Comment 1: It would have been helpful to know if the patient had received corticosteroids at the outside hospital and if she had a history of cigarette smoking. Steroids might have predisposed her to invasive aspergillosis and smoking to colonization. It is understandable that those details are not available.

Response 1: History of cigarette smoking was not reported in the medical record, as well as corticosteroids treatment during the hospitalisation in Egypt.

The authors are correct that a patient like theirs is often treated for invasive aspergillosis even though the patient might have only bronchial colonization and no benefit from antifungal therapy. Publication requires a higher degree of certitude in order not to be misleading.
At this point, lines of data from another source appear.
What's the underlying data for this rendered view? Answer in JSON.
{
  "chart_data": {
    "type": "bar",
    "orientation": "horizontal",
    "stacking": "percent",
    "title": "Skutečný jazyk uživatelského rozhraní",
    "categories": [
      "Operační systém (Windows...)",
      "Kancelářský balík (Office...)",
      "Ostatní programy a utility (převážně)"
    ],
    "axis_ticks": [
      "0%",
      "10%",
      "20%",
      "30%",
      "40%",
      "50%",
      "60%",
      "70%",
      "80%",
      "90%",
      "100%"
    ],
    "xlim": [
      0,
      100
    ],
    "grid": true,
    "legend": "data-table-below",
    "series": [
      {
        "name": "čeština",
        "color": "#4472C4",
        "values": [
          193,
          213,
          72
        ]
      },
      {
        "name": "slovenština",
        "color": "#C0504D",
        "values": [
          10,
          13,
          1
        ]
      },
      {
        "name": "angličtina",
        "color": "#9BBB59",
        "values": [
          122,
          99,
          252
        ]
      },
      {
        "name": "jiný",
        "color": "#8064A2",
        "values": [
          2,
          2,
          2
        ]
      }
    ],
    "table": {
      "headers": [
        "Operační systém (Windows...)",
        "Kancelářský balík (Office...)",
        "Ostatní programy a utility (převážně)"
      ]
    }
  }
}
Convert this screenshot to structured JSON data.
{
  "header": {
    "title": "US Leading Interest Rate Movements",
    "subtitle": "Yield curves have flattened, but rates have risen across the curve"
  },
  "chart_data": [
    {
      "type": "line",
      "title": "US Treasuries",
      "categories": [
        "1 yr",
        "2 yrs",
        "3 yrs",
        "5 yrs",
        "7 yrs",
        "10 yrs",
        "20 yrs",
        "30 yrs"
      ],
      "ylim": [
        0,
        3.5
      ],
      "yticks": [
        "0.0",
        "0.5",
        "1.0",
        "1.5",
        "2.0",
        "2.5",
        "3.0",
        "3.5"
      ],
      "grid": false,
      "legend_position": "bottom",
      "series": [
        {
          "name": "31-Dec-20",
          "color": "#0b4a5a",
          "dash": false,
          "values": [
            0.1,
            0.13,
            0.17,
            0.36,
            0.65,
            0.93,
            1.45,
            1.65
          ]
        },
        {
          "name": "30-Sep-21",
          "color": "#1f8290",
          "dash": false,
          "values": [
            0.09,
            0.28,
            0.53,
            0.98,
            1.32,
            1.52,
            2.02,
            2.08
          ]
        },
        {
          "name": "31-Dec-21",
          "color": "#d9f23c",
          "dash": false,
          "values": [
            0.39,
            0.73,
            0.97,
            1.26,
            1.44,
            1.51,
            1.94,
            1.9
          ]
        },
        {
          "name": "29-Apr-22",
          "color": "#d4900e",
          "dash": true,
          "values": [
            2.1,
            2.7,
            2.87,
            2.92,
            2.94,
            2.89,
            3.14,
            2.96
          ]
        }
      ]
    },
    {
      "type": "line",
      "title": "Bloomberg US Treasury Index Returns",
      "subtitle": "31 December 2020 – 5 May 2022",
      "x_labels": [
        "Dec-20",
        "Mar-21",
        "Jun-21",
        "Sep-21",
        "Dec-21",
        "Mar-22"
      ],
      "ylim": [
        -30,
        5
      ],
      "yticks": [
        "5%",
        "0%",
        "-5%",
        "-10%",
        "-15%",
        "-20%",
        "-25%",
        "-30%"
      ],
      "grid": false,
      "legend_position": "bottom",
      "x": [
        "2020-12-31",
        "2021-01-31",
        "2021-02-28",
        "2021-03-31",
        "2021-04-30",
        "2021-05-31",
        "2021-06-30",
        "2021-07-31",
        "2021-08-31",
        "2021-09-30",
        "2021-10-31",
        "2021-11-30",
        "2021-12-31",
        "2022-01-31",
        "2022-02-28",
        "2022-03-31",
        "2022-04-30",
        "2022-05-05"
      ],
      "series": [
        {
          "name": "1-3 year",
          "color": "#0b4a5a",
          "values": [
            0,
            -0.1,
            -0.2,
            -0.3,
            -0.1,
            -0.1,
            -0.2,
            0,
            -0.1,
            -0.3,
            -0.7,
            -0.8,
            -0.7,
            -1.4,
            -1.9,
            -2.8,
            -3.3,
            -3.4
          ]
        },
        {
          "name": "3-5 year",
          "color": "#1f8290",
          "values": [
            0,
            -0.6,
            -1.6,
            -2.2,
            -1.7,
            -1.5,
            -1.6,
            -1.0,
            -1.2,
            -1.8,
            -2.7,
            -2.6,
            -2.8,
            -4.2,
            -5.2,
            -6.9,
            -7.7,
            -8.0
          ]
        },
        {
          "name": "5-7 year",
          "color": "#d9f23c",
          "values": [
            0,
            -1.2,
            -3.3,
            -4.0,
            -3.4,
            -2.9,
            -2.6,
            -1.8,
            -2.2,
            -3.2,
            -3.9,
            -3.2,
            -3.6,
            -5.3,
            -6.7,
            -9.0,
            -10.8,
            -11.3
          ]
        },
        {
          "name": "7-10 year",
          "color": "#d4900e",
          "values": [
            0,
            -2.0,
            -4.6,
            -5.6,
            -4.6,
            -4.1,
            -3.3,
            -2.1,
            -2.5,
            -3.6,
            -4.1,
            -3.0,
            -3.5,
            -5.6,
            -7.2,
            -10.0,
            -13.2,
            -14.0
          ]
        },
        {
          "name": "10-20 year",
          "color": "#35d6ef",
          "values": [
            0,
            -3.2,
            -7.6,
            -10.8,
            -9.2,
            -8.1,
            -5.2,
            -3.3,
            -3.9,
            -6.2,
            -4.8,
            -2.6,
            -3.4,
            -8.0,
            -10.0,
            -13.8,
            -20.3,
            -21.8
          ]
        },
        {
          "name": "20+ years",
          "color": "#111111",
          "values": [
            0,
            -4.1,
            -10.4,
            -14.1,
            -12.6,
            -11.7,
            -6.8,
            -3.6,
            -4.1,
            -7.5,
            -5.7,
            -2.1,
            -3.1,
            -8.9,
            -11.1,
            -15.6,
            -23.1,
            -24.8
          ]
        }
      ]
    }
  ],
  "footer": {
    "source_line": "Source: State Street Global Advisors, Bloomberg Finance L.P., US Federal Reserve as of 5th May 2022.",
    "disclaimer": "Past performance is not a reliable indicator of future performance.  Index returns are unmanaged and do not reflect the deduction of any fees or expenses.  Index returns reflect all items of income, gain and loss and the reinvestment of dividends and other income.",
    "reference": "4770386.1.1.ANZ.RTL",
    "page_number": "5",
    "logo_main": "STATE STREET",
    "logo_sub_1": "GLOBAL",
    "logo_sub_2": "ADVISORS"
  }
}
The failure of the bronchoscopist to biopsy the lesion is regrettable from the point of view of management and publication but the fact is that the reader cannot conclude that the patient had invasive aspergillosis based on bronchoscopic appearance of a lesion and fungus in the respiratory tract.

Response 2: We agree with the reviewer that the ideal approach would have been to confirm the diagnosis in vivo through a biopsy of tracheal or pulmonary lesions or post-mortem via autopsy. However, as noted in the text, a biopsy was not feasible due to the patient's clinical instability and risk of bleeding (sometimes even BAL can be challenging in case of severe respiratory failure and bronchospasm), and we did not have consent to perform an autopsy. This clinical scenario is common in the ICU, highlighting the importance of clinical algorithms in supporting diagnosis. In the main text, we clearly state that pulmonary and bronchial aspergillosis were deemed 'probable' based on the available clinical/mycological data and definitions. We also acknowledge this as a limitation in our case report.

Round 3

Reviewer 3 Report

Comments and Suggestions for Authors

I agree with the authors that this patient might have had aspergillus tracheobronchitis based on the appearance. I think it is unlikely but possible the patient's pneumonia was due to invasive aspergillosis. There hundreds of cases in the literature just like this, with an excellent report in 2021 of 20 cases, review of the literature and reasoned argument that aspergillosis can be invasive in patients with severe influenza or coronavirus pneumonia (PMC 7774554). There are also autopsies series failing to find invasive aspergillosis in such patients (PMC1038307). What this case adds is just another case of possible aspergillosis in a patient with severe viral pneumonia. What the literature needs after hundreds of possible cases is a few cases of proven invasive aspergillosis. If an autopsy or biopsy of their patient had been performed, they might have had such a case. Circumstances beyond their control deprived them of that possibility.